1
votes

I am getting ora-01000 maximum open cursors exceeded error in my application while executing queries on Oracle 11g database. I went through some blogs reading about it and found that: It is caused if application open more connections than the value specified in OPEN_CURSOR property of Oracle. The cursors get opened for ResultSet and PreparedStatements.

The best solution to this is to find where the connections are open and not closed (probably findbug can help on this).

I am using Spring data access and JdbcTemplate in that, which manages all these opening and closing of connections, resultset, statements etc. Also connection pooling is used.

My query is that if Spring is managing all the connection handling(opening and closing) then how can I in my application find open connections as I am not the one managing it.

Please give me some hints on what all can I check for.

2
A good description of this is given in stackoverflow.com/questions/12192592/… , but I am more interested in how can I find open connections in my application in which connections are handled by Springuser1630693

2 Answers

2
votes

You can debug if and where you leak PreparedStatements

  1. make a heap dump (VisualVM, jcmd GC.heap_dump, jmap, …)
  2. load the heap dump into Eclipse MAT
  3. look at the number of T4CPreparedStatement instances, if there are several hundreds you have a leak
  4. if you have a leak run the following OQL Query SELECT DISTINC toString(oracle_sql.value) FROM oracle.jdbc.driver.OracleSql
  5. export the result into CSV and import it into SQLite Manager , there the result can be postprocessed, trailing characters can be removed and the queries can be grouped and counted.

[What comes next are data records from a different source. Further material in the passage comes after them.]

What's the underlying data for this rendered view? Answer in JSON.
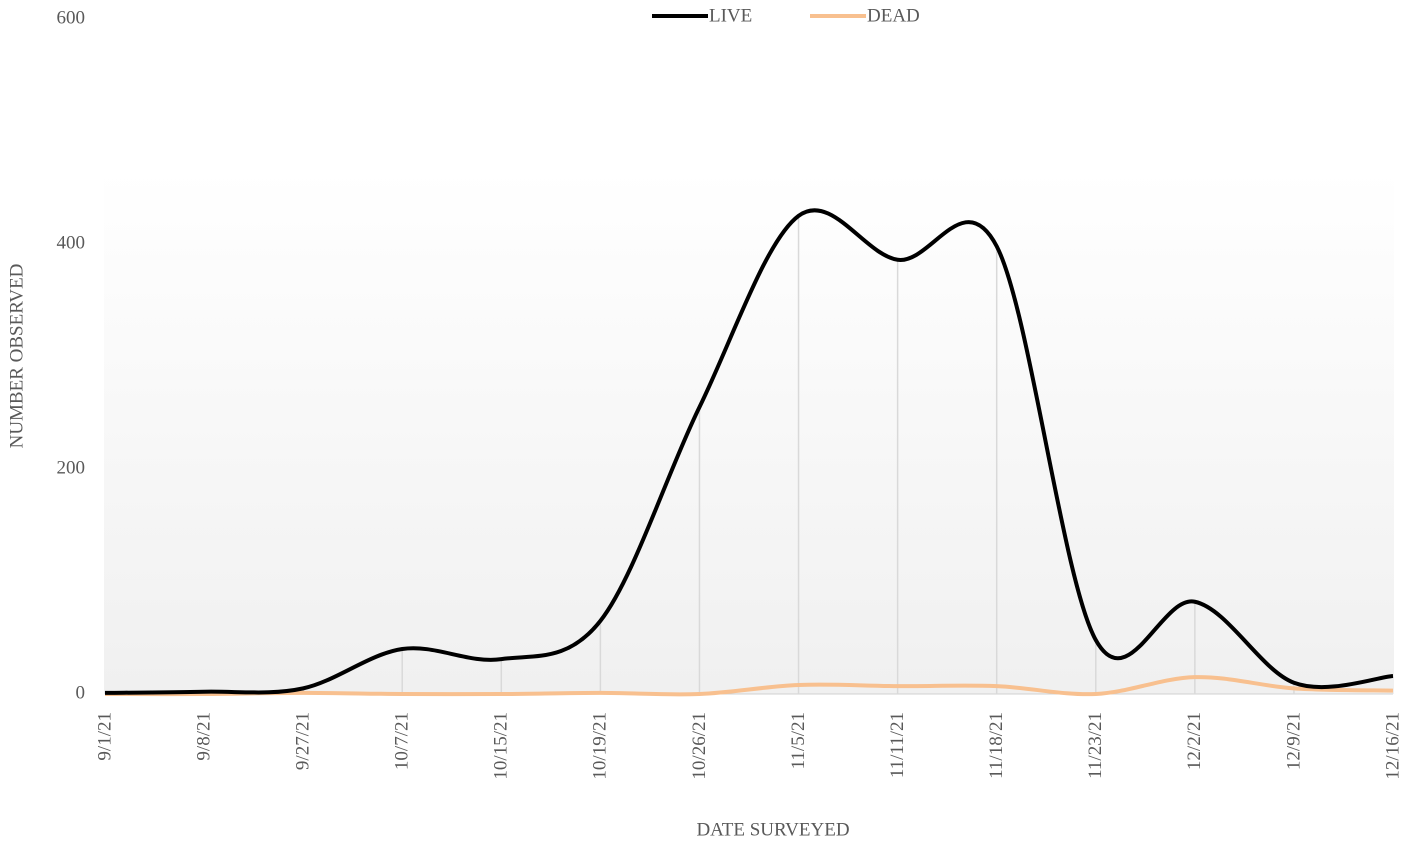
{
  "chart_data": {
    "type": "line",
    "x_label": "DATE SURVEYED",
    "y_label": "NUMBER OBSERVED",
    "categories": [
      "9/1/21",
      "9/8/21",
      "9/27/21",
      "10/7/21",
      "10/15/21",
      "10/19/21",
      "10/26/21",
      "11/5/21",
      "11/11/21",
      "11/18/21",
      "11/23/21",
      "12/2/21",
      "12/9/21",
      "12/16/21"
    ],
    "series": [
      {
        "name": "LIVE",
        "color": "#000000",
        "values": [
          1,
          2,
          5,
          40,
          31,
          65,
          255,
          425,
          386,
          398,
          48,
          82,
          10,
          16
        ]
      },
      {
        "name": "DEAD",
        "color": "#f8c08f",
        "values": [
          0,
          0,
          1,
          0,
          0,
          1,
          0,
          8,
          7,
          7,
          0,
          15,
          5,
          3
        ]
      }
    ],
    "ylim": [
      0,
      600
    ],
    "yticks": [
      0,
      200,
      400,
      600
    ],
    "legend": "top",
    "smooth": true,
    "drop_lines": true
  }
}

I wrote an article about Debugging Oracle PreparedStatement Leaks.

0
votes

maybe that decription is bit outdated. Finally witn Java7 you can control resouce lifecycle by using try-with-resources construct. https://blogs.oracle.com/WebLogicServer/entry/using_try_with_resources_with. Not only you have problems with openning/closing of connections. You also should close ResultSets

In Oracle you can easily find the last SQL executed on the connection by joining v$sql, V$session and v$open_cursor see this answer. When you know which SQL leaked db resources, you can find place in your source code where problem resides.